What Is the Winning Combo for Online Dating?


Gabrielle White

We’ve all showed up for a Tinder date to find that the prospect was, well, not exactly as advertised.

Lying in online dating is so common: of the 15% of Americans who have used online dating services, more than half of them admit to lying in their profiles.  Women are more likely to lie about their age or looks, while men are more likely to give themselves a more flattering occupation description.

This comes at a cost: most of us become a little suspicious when something or someone seems too good to be true.

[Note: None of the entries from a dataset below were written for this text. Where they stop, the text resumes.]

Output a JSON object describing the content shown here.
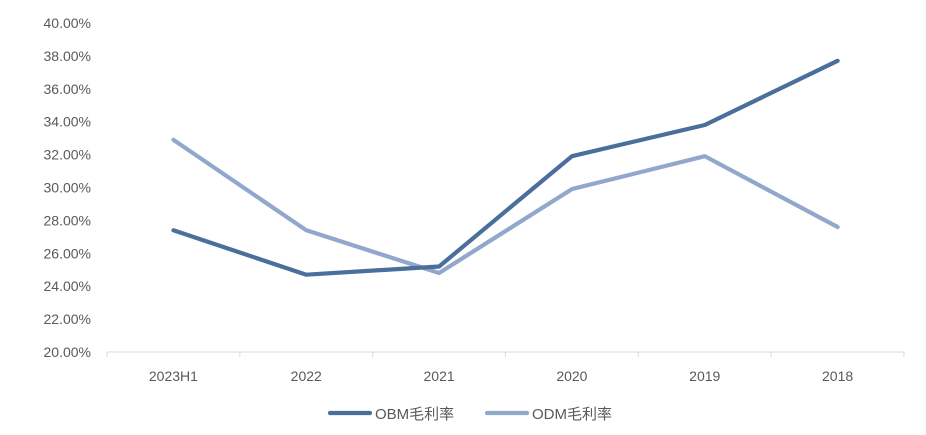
{
  "chart_data": {
    "type": "line",
    "categories": [
      "2023H1",
      "2022",
      "2021",
      "2020",
      "2019",
      "2018"
    ],
    "series": [
      {
        "name": "OBM毛利率",
        "color": "#4a6f9c",
        "values": [
          27.4,
          24.7,
          25.2,
          31.9,
          33.8,
          37.7
        ]
      },
      {
        "name": "ODM毛利率",
        "color": "#91a7cb",
        "values": [
          32.9,
          27.4,
          24.8,
          29.9,
          31.9,
          27.6
        ]
      }
    ],
    "yticks": [
      "20.00%",
      "22.00%",
      "24.00%",
      "26.00%",
      "28.00%",
      "30.00%",
      "32.00%",
      "34.00%",
      "36.00%",
      "38.00%",
      "40.00%"
    ],
    "ylim": [
      20,
      40
    ],
    "grid": false,
    "legend_position": "bottom-center",
    "title": "",
    "xlabel": "",
    "ylabel": ""
  }
}
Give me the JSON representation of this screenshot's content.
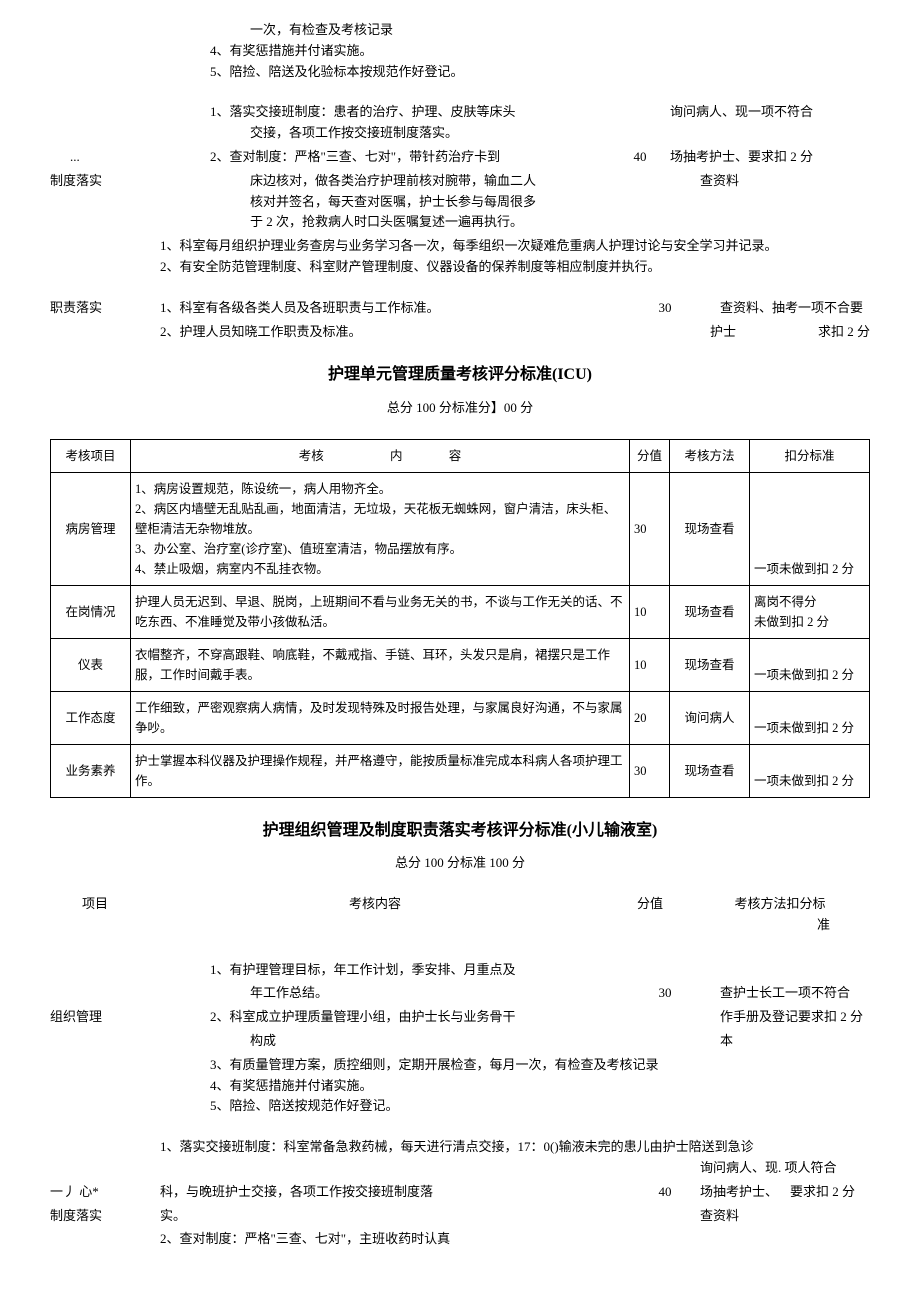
{
  "topBlock": {
    "lines": [
      "一次，有检查及考核记录",
      "4、有奖惩措施并付诸实施。",
      "5、陪捡、陪送及化验标本按规范作好登记。"
    ]
  },
  "systemBlock": {
    "ellipsis": "...",
    "label": "制度落实",
    "content1": "1、落实交接班制度：患者的治疗、护理、皮肤等床头",
    "content1sub": "交接，各项工作按交接班制度落实。",
    "content2": "2、查对制度：严格\"三查、七对\"，带针药治疗卡到",
    "content2sub1": "床边核对，做各类治疗护理前核对腕带，输血二人",
    "content2sub2": "核对并签名，每天查对医嘱，护士长参与每周很多",
    "content2sub3": "于 2 次，抢救病人时口头医嘱复述一遍再执行。",
    "score": "40",
    "method1": "询问病人、现一项不符合",
    "method2": "场抽考护士、要求扣 2 分",
    "method3": "查资料",
    "extra1": "1、科室每月组织护理业务查房与业务学习各一次，每季组织一次疑难危重病人护理讨论与安全学习并记录。",
    "extra2": "2、有安全防范管理制度、科室财产管理制度、仪器设备的保养制度等相应制度并执行。"
  },
  "dutyBlock": {
    "label": "职责落实",
    "line1": "1、科室有各级各类人员及各班职责与工作标准。",
    "line2": "2、护理人员知晓工作职责及标准。",
    "score": "30",
    "method1": "查资料、抽考一项不合要",
    "method2": "护士",
    "penalty": "求扣 2 分"
  },
  "titleICU": "护理单元管理质量考核评分标准(ICU)",
  "scoreLineICU": "总分 100 分标准分】00 分",
  "icuTable": {
    "headers": {
      "item": "考核项目",
      "content": "考核",
      "contentMid": "内",
      "contentEnd": "容",
      "score": "分值",
      "method": "考核方法",
      "penalty": "扣分标准"
    },
    "rows": [
      {
        "item": "病房管理",
        "content": "1、病房设置规范，陈设统一，病人用物齐全。\n2、病区内墙壁无乱贴乱画，地面清洁，无垃圾，天花板无蜘蛛网，窗户清洁，床头柜、壁柜清洁无杂物堆放。\n3、办公室、治疗室(诊疗室)、值班室清洁，物品摆放有序。\n4、禁止吸烟，病室内不乱挂衣物。",
        "score": "30",
        "method": "现场查看",
        "penalty": "一项未做到扣 2 分"
      },
      {
        "item": "在岗情况",
        "content": "护理人员无迟到、早退、脱岗，上班期间不看与业务无关的书，不谈与工作无关的话、不吃东西、不准睡觉及带小孩做私活。",
        "score": "10",
        "method": "现场查看",
        "penalty": "离岗不得分\n未做到扣 2 分"
      },
      {
        "item": "仪表",
        "content": "衣帽整齐，不穿高跟鞋、响底鞋，不戴戒指、手链、耳环，头发只是肩，裙摆只是工作服，工作时间戴手表。",
        "score": "10",
        "method": "现场查看",
        "penalty": "一项未做到扣 2 分"
      },
      {
        "item": "工作态度",
        "content": "工作细致，严密观察病人病情，及时发现特殊及时报告处理，与家属良好沟通，不与家属争吵。",
        "score": "20",
        "method": "询问病人",
        "penalty": "一项未做到扣 2 分"
      },
      {
        "item": "业务素养",
        "content": "护士掌握本科仪器及护理操作规程，并严格遵守，能按质量标准完成本科病人各项护理工作。",
        "score": "30",
        "method": "现场查看",
        "penalty": "一项未做到扣 2 分"
      }
    ]
  },
  "titlePed": "护理组织管理及制度职责落实考核评分标准(小儿输液室)",
  "scoreLinePed": "总分 100 分标准 100 分",
  "pedHeader": {
    "item": "项目",
    "content": "考核内容",
    "score": "分值",
    "method": "考核方法扣分标",
    "methodSub": "准"
  },
  "orgBlock": {
    "label": "组织管理",
    "lines": [
      "1、有护理管理目标，年工作计划，季安排、月重点及",
      "年工作总结。",
      "2、科室成立护理质量管理小组，由护士长与业务骨干",
      "构成",
      "3、有质量管理方案，质控细则，定期开展检查，每月一次，有检查及考核记录",
      "4、有奖惩措施并付诸实施。",
      "5、陪捡、陪送按规范作好登记。"
    ],
    "score": "30",
    "method1": "查护士长工一项不符合",
    "method2": "作手册及登记要求扣 2 分",
    "method3": "本"
  },
  "pedSystemBlock": {
    "labelPrefix": "一丿 心*",
    "label": "制度落实",
    "line1": "1、落实交接班制度：科室常备急救药械，每天进行清点交接，17：0()输液未完的患儿由护士陪送到急诊",
    "line2": "科，与晚班护士交接，各项工作按交接班制度落",
    "line2sub": "实。",
    "line3": "2、查对制度：严格\"三查、七对\"，主班收药时认真",
    "score": "40",
    "method1": "询问病人、现. 项人符合",
    "method2": "场抽考护士、",
    "method2b": "要求扣 2 分",
    "method3": "查资料"
  }
}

A study from the University of Iowa suggests that, in fact, to increase your attractiveness in online dating, it’s best not to try not too hard – or at least, to appear not to be trying too hard.

Researchers looked at the combinations of two dimensions: the extent to which people edited themselves favorably, versus how much people backed up claims about themselves with external information like links to portfolios, bios or websites.

The most attractive combination? “Warranting” with fact-checkable information while not dedicating much profile real estate to “selective self-presentation” comes off as reliable and more attractive. Meanwhile, people who make big claims about themselves without any verifiable information come off as untrustworthy. Profiles that show high amounts of both behaviors get perceived as arrogant.

The bottom line: even though the dating pool is a marketplace, there’s no need to sell yourself. You’ll probably fare better if you don’t overthink it, so you and your bad self can just keep it real.